Core ML 后端¶

Core ML 委托是 ExecuTorch 利用 Apple 的 CoreML 框架在设备上进行机器学习的解决方案。使用 CoreML，模型可以在 CPU、GPU 和 Apple Neural Engine (ANE) 上运行。

特性¶

动态分派到 CPU、GPU 和 ANE。
支持 fp32 和 fp16 计算。

目标要求¶

以下是运行 CoreML 委托的 ExecuTorch 模型在各种硬件上的最低 OS 要求

macOS >= 13.0
iOS >= 16.0
iPadOS >= 16.0
tvOS >= 16.0

开发要求¶

开发你需要

macOS >= 13.0
Xcode >= 14.1

开始之前，请确保已安装 Xcode 命令行工具

xcode-select --install

使用 CoreML 后端¶

要将 CoreML 后端作为导出和降低过程的目标，请将 CoreMLPartitioner 的实例传递给 to_edge_transform_and_lower。下面的示例演示了使用 torchvision 中的 MobileNet V2 模型的过程。

import torch
import torchvision.models as models
from torchvision.models.mobilenetv2 import MobileNet_V2_Weights
from executorch.backends.apple.coreml.partition import CoreMLPartitioner
from executorch.exir import to_edge_transform_and_lower

mobilenet_v2 = models.mobilenetv2.mobilenet_v2(weights=MobileNet_V2_Weights.DEFAULT).eval()
sample_inputs = (torch.randn(1, 3, 224, 224), )
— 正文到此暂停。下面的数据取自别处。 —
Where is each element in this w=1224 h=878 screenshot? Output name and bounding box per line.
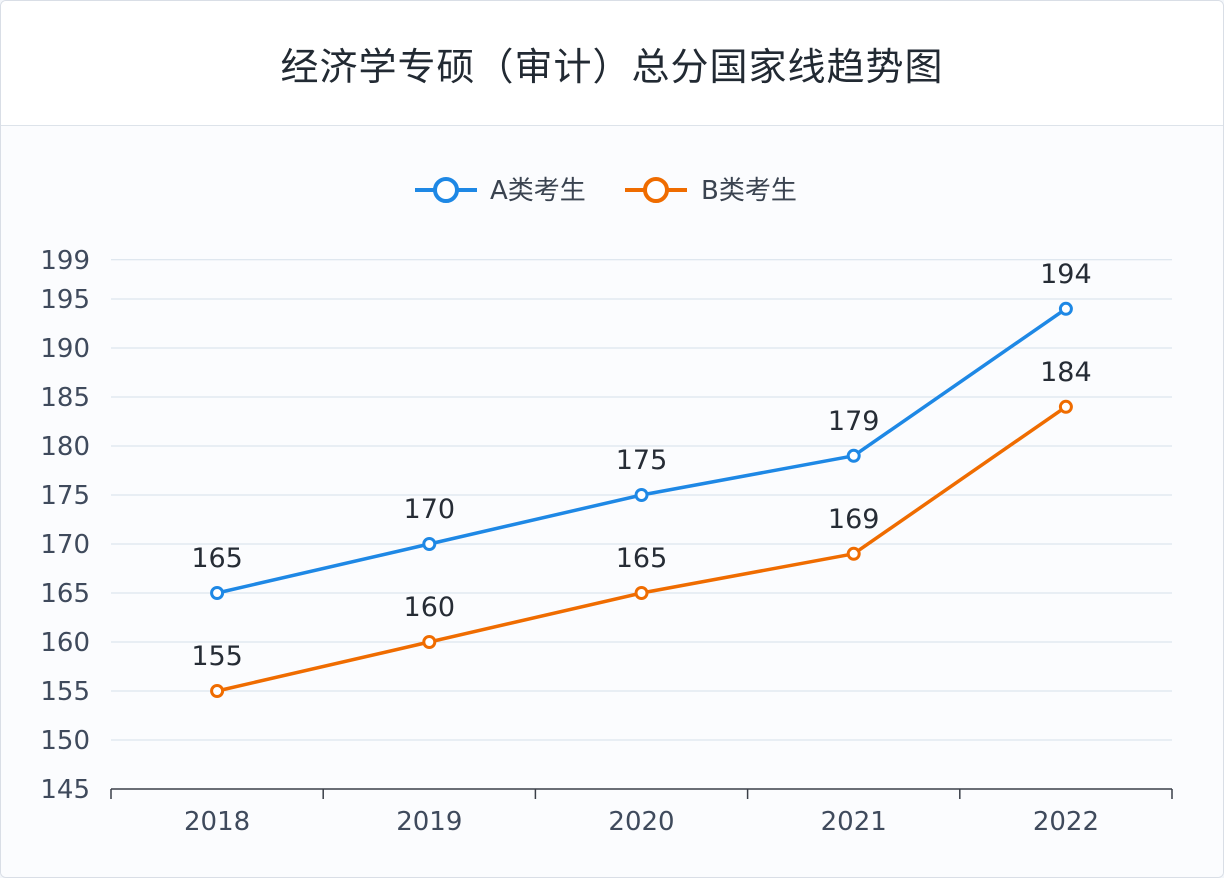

et_program = to_edge_transform_and_lower(
    torch.export.export(mobilenet_v2, sample_inputs),
    partitioner=[CoreMLPartitioner()],
).to_executorch()

with open("mv2_coreml.pte", "wb") as file:
    et_program.write_to_file(file)

分区器 API¶

CoreML 分区器 API 允许配置模型委托给 CoreML。传递一个不带额外参数的 CoreMLPartitioner 实例将使用默认设置，尽可能多地在 CoreML 后端上运行模型。这是最常见的用例。对于高级用例，分区器通过构造函数公开了以下选项

skip_ops_for_coreml_delegation：允许您跳过 CoreML 的委托操作。默认情况下，所有 CoreML 支持的操作都将被委托。有关跳过委托操作的示例，请参阅此处。
compile_specs：CoreML 后端的 CompileSpec 列表。这些控制 CoreML 委托的低级细节，例如计算单元（CPU、GPU、ANE）、iOS 部署目标和计算精度（FP16、FP32）。这些将在下面进一步讨论。
take_over_mutable_buffer：一个布尔值，指示状态模型中的 PyTorch 可变缓冲区是否应转换为 CoreML MLState。如果设置为 False，则 PyTorch 图中的可变缓冲区会在底层转换为 CoreML 降低模块的图输入和输出。通常，将 take_over_mutable_buffer 设置为 true 会获得更好的性能，但使用 MLState 需要 iOS >= 18.0、macOS >= 15.0 和 Xcode >= 16.0。

CoreML CompileSpec¶

一个 CompileSpec 列表使用 CoreMLBackend.generate_compile_specs 构建。以下是可用选项

compute_unit：这控制 CoreML 使用的计算单元（CPU、GPU、ANE）。默认值为 coremltools.ComputeUnit.ALL。coremltools 的可用选项为
- coremltools.ComputeUnit.ALL（使用 CPU、GPU 和 ANE）
- coremltools.ComputeUnit.CPU_ONLY（仅使用 CPU）
- coremltools.ComputeUnit.CPU_AND_GPU（同时使用 CPU 和 GPU，但不使用 ANE）
- coremltools.ComputeUnit.CPU_AND_NE（同时使用 CPU 和 ANE，但不使用 GPU）
minimum_deployment_target：最低 iOS 部署目标（例如，coremltools.target.iOS18）。默认值为 coremltools.target.iOS15。
compute_precision：CoreML 使用的计算精度（coremltools.precision.FLOAT16 或 coremltools.precision.FLOAT32）。默认值为 coremltools.precision.FLOAT16。请注意，无论在导出的 PyTorch 模型中指定了什么 dtype，都会应用计算精度。例如，默认情况下，FP32 PyTorch 模型在委托给 CoreML 后端时将被转换为 FP16。此外，ANE 仅支持 FP16 精度。
model_type：在创建 .pte 时，模型是应编译为 CoreML mlmodelc 格式（CoreMLBackend.MODEL_TYPE.COMPILED_MODEL），还是应在设备上编译为 mlmodelc（CoreMLBackend.MODEL_TYPE.MODEL）。使用 CoreMLBackend.MODEL_TYPE.COMPILED_MODEL 并提前编译应该可以缩短设备上首次加载模型的时间。

测试模型¶

生成 CoreML 委托的 .pte 后，可以使用 ExecuTorch 运行时 Python 绑定从 Python 中测试模型。这可以用于快速检查模型并评估数值精度。有关更多信息，请参阅测试模型。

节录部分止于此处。